A Qdrant "Think Outside the Bot" Hackathon Submission

VeriStamp Incident Atlas (VIA) is a real-time, on-premise log intelligence platform designed to showcase the advanced, non-AI capabilities of Qdrant for observability. Instead of a typical RAG chatbot, VIA treats the entire log stream as a living system, using vector search to detect behavioral anomalies in its "rhythm".

Innovative Use of Qdrant Features

This project moves beyond simple semantic search to highlight Qdrant's power as a core operational intelligence engine:

  • Two-Tiered Detection: A high-throughput Tier 1 monitor uses "Rhythm Hashing" for real-time anomaly detection, promoting significant events to a permanent Tier 2 knowledge graph.
  • Advanced Triage Engine: The "Atlas" UI is powered by Qdrant's Recommendation API, allowing operators to provide positive and negative examples to surgically isolate the root cause of an incident.
  • Automated Incident Clustering: We use Qdrant's Grouping API to dynamically cluster related log events into unique incidents directly within the database, without external ML models.
  • Scalable by Design: The architecture uses time-partitioned collections and a federated query layer to handle massive data volumes, with Tier 2 collections using on-disk storage and scalar quantization for a minimal memory footprint.
  • Adaptive Control Loop: A complete feedback system allows operators to "Snooze" alerts or "Mark as Normal" to permanently patch the detection engine, with every patch generating a new regression test case.

For a detailed breakdown of how VIA leverages these and other Qdrant features, see QDRANT-FEATURES.md.

Core Features

Two-Tiered Anomaly Detection:

  • Tier 1 (Rhythm Monitor): A high-throughput, in-memory monitor that analyzes the behavioral patterns of all logs (including INFO/DEBUG) using "Rhythm Hashing" to detect novel anomalies.
  • Tier 2 (Forensic Index): A permanent, time-partitioned knowledge graph where high-signal events from Tier 1 are promoted for deep, federated analysis and historical correlation.

Adaptive Control Loop:

A complete feedback system that allows operators to "Snooze" alerts for temporary relief or "Mark as Normal" to permanently patch the detection engine, creating a robust evaluation harness.

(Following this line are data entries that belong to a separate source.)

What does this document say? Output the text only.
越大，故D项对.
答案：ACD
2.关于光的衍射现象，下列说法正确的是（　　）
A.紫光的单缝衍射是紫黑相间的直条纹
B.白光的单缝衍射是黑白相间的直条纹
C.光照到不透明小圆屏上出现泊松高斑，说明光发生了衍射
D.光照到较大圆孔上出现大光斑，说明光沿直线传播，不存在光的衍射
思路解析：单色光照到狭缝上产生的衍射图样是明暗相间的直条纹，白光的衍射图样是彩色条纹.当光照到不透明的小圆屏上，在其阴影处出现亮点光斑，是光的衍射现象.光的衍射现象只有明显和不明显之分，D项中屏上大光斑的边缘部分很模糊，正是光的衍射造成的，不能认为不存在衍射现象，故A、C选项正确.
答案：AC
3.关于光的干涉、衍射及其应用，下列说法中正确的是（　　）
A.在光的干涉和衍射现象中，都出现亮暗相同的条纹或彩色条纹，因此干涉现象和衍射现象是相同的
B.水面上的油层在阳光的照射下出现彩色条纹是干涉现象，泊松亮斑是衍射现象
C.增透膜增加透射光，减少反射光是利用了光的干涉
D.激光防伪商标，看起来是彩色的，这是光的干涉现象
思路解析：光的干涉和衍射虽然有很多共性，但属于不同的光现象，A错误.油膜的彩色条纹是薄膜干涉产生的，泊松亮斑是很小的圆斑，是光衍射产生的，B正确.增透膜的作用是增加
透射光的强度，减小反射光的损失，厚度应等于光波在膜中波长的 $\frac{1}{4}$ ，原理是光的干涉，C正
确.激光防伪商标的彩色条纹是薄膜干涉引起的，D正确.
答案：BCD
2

Streaming-First Architecture:

Designed to ingest data from real-time sources like OpenTelemetry (OTel) streams, with a modular, multi-service backend built on FastAPI.

Scalable by Design:

Leverages time-partitioned collections in Qdrant, managed by a federated query layer in the API, allowing the system to scale to terabytes of daily log volume.

Dynamic Schema Engine:

A complete data onboarding system that makes VIA adaptable to new log formats. Instead of requiring manual configuration, users can upload a sample log file through the "Data Sources" UI tab. The backend analyzes the structure—supporting JSON, OTel, and BGL formats—and suggests a parsing schema, which can then be saved and used for future ingestion.

Architecture Overview

VIA is composed of three main services designed to run locally or in a containerized environment.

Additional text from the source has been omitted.